| HN Mirror

Y	Hacker News new \| ask \| show \| jobs

by dspillett 637 days ago

On readability, I often find aligning things in two columns is more readable. To modify the two examples in TFA:

    SELECT e.employee_id
         , e.employee_name
         , e.job
         , e.salary
      FROM employees e
     WHERE 1=1 -- Dummy value.
       AND e.job IN ('Clerk', 'Manager')
       AND e.dept_no != 5
         ;

and with a JOIN:

    SELECT e.employee_id
         , e.employee_name
         , e.job
         , e.salary
         , d.name
         , d.location
      FROM employees e
      JOIN departments d
           ON d.dept_no = e.dept_no
     WHERE 1=1 -- Dummy value.
       AND e.job IN ('Clerk', 'Manager')
       AND e.dept_no != 5
         ;

In the join example, for a simple ON clause like that I'll usually just have JOIN ... ON in the one line, but if there are multiple conditions they are usually clearer on separate lines IMO.

In more complicated queries I might further indent the joins too, like:

    SELECT *
      FROM employees e
           JOIN departments d
             ON d.dept_no = e.dept_no
     WHERE 1=1 -- Dummy value.
       AND e.job IN ('Clerk', 'Manager')
       AND e.dept_no != 5
         ;

YMMV. Some people strongly agree with me here, others vehemently hate the way I align such code…

WRT “Always specify which column belongs to which table”: this is particularly important for correlated sub-queries, because if you put the wrong column name in and it happens to match a name in an object in the outer query you have a potentially hard to find error. Also, if the table in the inner query is updated to include a column of the same name as the one you are filtering on in the outer, the meaning of your sub-query suddenly changes quite drastically without it having changed itself.

A few other things off the top of my head:

1. Remember that as well as UNION [ALL], EXCEPT and INTERSECT exist. I've seen (and even written myself) some horrendous SQL that badly implements these behaviours. TFA covers EXCEPT, but I find people who know about that don't always know about INTERSECT. It is rarely useful IME, but when it is useful it is really useful.

2. UPDATEs that change nothing still do everything else: create entries in your transaction log (could be an issue if using log-shipping for backups or read-only replicas etc.), fire triggers, create history rows if using system-versioned tables, and so forth. UPDATE a_table SET a_column = 'a value' WHERE a_column <> 'a value' can be a lot faster than without the WHERE.

3. Though of course be very careful with NULLable columns and/or setting a value NULL with point 2. “WHERE a_column IS DISTINCT FROM 'a value'” is much more maintainable if your DB supports that syntax (added in MS SQL Server 2022 and Azure SQL DB a little earlier, supported by Postgres years before, I don't know about other DBs without checking) than the more verbose alternatives.

4. Trying to force the sort order of NULLs with something like “ORDER BY ISNULL(a_column, 0)”, or doing similar with GROUP BY, can be very inefficient in some cases.
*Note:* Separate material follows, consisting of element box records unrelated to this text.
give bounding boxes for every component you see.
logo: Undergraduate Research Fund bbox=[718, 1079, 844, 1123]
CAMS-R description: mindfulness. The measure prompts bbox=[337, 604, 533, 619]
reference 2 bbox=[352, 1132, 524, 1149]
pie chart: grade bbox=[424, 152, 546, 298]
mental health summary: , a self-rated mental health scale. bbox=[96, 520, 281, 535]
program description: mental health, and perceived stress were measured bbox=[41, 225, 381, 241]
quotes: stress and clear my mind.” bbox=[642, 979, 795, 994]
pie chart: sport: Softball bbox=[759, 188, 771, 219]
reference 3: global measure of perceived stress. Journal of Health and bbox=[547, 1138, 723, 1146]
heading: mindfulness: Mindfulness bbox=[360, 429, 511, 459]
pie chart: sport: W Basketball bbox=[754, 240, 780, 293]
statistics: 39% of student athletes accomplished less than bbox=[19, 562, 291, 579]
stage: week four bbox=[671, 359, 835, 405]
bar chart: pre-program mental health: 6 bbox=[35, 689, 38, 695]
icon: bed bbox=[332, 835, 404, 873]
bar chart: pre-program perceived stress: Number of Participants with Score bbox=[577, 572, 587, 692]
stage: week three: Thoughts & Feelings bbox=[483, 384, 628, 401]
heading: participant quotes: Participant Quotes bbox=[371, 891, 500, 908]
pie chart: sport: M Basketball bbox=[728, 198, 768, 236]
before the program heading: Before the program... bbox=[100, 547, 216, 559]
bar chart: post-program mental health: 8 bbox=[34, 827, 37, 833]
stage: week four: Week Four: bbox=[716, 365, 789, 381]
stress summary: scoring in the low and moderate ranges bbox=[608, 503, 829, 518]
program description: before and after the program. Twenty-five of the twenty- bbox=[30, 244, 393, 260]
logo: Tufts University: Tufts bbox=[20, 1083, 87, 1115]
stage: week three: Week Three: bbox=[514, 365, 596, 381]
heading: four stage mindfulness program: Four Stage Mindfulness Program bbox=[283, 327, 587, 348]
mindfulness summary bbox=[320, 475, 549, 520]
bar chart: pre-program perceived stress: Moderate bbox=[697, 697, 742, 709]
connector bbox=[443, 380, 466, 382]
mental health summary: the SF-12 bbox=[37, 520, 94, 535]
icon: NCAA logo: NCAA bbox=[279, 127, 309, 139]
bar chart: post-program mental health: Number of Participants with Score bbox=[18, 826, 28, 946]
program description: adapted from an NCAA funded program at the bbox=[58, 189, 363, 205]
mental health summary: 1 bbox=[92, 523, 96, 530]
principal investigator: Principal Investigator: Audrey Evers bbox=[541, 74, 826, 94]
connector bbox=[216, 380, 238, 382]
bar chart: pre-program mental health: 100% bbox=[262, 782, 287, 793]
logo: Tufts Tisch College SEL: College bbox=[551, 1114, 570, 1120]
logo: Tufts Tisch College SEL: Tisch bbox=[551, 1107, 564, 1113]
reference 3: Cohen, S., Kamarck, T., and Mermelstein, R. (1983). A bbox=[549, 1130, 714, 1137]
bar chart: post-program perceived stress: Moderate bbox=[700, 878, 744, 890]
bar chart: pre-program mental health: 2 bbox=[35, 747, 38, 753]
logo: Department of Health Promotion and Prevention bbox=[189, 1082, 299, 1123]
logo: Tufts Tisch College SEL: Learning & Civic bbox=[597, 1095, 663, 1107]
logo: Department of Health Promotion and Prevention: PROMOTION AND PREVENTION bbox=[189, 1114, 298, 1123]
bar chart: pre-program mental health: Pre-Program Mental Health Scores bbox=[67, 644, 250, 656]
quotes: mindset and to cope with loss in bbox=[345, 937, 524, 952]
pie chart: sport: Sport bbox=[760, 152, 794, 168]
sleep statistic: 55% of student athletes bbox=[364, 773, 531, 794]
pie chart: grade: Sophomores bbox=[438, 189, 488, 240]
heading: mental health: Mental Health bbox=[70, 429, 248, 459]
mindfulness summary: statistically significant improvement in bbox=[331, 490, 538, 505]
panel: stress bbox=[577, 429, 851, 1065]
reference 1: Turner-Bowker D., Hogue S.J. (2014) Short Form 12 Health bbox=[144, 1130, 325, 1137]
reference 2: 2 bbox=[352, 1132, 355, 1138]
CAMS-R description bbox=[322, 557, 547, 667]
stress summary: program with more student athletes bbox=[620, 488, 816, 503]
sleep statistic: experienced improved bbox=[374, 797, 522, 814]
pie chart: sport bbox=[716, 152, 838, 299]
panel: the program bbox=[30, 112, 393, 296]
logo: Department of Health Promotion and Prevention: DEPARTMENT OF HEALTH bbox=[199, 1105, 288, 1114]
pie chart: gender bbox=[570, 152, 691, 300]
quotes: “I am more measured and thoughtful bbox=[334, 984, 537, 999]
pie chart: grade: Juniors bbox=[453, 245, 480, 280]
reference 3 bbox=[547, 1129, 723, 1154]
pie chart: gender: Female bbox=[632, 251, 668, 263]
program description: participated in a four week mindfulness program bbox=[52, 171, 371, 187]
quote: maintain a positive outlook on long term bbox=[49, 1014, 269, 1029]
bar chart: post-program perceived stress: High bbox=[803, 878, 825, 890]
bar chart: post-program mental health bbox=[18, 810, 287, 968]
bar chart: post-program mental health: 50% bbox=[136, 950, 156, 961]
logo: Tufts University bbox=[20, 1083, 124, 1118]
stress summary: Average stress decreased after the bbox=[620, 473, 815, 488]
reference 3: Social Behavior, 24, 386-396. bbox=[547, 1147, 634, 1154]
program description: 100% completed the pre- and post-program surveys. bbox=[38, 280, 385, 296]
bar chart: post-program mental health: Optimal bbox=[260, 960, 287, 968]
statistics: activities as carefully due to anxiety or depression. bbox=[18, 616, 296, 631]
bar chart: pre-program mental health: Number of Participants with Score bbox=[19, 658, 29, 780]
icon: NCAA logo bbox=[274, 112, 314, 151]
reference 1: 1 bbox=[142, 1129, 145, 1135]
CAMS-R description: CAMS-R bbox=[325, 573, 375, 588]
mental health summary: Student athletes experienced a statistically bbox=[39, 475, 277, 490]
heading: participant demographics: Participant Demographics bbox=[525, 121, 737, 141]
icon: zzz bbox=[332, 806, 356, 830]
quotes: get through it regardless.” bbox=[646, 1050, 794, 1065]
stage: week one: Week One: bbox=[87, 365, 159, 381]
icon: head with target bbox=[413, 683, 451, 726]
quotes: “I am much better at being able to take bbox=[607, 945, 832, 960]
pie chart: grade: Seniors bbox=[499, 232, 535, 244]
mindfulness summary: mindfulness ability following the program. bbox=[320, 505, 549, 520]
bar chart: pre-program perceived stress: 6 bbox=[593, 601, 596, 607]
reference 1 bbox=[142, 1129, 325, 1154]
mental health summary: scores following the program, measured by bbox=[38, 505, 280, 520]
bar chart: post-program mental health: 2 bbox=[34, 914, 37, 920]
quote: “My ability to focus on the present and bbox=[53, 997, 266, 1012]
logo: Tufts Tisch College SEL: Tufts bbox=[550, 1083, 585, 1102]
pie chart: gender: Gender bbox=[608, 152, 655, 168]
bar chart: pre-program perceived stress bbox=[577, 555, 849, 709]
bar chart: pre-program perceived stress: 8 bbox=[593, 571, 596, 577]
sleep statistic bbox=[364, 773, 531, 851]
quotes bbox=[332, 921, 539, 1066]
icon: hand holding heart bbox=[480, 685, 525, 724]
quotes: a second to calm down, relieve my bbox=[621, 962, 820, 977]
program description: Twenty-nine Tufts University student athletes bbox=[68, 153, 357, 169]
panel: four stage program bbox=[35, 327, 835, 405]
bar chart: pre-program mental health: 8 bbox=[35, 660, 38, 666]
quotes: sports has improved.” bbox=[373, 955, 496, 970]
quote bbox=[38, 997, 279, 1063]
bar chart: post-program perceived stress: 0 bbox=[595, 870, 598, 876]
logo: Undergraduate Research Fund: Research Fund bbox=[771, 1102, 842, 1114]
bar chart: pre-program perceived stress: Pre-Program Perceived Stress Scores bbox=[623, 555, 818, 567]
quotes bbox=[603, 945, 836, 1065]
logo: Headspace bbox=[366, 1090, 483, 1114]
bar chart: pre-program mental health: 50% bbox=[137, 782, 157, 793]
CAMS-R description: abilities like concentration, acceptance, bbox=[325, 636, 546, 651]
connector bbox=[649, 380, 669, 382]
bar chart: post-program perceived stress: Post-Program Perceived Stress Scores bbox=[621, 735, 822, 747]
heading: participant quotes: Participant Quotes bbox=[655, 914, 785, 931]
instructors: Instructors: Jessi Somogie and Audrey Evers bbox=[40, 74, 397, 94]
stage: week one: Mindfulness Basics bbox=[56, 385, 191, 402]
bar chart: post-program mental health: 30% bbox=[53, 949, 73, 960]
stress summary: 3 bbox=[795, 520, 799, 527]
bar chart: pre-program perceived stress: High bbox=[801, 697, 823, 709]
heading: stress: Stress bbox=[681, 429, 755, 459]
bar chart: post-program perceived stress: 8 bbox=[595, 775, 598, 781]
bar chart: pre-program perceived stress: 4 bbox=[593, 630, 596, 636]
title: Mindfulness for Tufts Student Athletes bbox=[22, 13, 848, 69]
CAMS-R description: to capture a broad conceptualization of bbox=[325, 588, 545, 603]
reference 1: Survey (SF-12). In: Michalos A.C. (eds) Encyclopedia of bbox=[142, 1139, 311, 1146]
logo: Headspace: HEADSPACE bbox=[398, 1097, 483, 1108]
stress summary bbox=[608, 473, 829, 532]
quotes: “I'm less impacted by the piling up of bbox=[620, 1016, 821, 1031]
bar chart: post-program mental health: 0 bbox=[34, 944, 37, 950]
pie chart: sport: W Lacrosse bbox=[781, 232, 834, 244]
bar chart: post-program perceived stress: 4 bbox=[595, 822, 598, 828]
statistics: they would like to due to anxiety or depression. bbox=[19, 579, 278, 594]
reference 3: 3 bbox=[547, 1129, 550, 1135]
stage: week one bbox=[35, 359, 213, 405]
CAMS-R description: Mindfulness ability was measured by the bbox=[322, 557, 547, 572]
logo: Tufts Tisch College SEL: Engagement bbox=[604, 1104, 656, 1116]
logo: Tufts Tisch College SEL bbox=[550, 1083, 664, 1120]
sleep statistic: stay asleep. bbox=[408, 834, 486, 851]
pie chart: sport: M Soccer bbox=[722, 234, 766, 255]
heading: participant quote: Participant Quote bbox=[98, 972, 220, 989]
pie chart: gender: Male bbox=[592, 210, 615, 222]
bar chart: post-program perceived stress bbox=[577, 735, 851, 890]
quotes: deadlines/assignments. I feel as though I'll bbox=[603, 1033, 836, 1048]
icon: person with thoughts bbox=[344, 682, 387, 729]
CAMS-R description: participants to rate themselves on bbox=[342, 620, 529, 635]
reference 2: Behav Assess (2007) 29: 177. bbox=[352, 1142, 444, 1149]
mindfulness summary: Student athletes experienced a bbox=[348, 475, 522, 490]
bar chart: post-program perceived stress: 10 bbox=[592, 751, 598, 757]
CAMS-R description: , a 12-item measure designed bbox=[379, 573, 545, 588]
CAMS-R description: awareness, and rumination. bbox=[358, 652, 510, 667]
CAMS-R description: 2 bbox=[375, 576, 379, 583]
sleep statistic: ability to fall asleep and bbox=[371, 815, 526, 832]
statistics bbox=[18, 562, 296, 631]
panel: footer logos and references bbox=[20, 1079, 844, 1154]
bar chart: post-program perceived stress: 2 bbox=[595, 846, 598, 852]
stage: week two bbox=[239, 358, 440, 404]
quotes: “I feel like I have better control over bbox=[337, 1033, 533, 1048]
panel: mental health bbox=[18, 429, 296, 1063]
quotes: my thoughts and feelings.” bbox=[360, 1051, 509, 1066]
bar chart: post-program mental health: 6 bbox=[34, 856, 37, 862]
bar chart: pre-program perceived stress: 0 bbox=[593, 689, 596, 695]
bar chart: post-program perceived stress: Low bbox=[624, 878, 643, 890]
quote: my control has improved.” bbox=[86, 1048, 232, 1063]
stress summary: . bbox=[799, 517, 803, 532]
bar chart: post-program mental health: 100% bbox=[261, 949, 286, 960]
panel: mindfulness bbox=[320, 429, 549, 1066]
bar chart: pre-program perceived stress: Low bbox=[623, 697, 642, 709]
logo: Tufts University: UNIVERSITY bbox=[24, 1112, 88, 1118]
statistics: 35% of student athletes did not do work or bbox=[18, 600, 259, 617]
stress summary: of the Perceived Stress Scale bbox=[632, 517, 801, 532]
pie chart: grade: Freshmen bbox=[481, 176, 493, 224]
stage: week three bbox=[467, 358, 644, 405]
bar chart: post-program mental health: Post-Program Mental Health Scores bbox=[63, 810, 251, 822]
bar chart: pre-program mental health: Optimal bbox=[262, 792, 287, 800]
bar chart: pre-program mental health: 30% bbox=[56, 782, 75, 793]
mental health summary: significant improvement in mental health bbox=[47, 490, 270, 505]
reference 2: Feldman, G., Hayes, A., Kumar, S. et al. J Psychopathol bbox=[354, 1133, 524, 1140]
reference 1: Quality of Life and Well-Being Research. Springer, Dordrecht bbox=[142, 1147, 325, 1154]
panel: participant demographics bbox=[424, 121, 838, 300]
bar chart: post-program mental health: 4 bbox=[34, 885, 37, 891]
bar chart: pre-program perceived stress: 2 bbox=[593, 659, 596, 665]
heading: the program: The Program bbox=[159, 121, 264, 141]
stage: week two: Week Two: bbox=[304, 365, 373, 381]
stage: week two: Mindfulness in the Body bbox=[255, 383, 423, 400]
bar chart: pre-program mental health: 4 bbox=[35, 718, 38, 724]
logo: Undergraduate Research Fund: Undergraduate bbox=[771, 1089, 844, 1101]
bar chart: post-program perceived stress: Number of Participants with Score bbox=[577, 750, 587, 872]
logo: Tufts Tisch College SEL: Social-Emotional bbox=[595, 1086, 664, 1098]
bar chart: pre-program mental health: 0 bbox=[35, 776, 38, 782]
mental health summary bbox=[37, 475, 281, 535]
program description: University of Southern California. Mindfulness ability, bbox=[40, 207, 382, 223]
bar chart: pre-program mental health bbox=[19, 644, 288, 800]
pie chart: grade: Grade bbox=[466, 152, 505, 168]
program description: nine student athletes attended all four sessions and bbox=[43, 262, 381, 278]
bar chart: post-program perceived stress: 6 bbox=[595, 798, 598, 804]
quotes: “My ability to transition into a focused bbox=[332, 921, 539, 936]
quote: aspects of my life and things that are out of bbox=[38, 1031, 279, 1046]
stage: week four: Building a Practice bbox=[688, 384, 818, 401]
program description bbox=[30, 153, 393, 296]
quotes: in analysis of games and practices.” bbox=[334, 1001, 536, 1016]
If you expect few rows to be returned and there are relatively few NULLs in the sort target column it can be more performant to SELECT the non-NULL case and the NULL case then UNION ALL the two and then sort. Though if you do expect many rows this can backfire badly and you and up with excess spooling to disk, so test, test, and test again, when hacking around like this.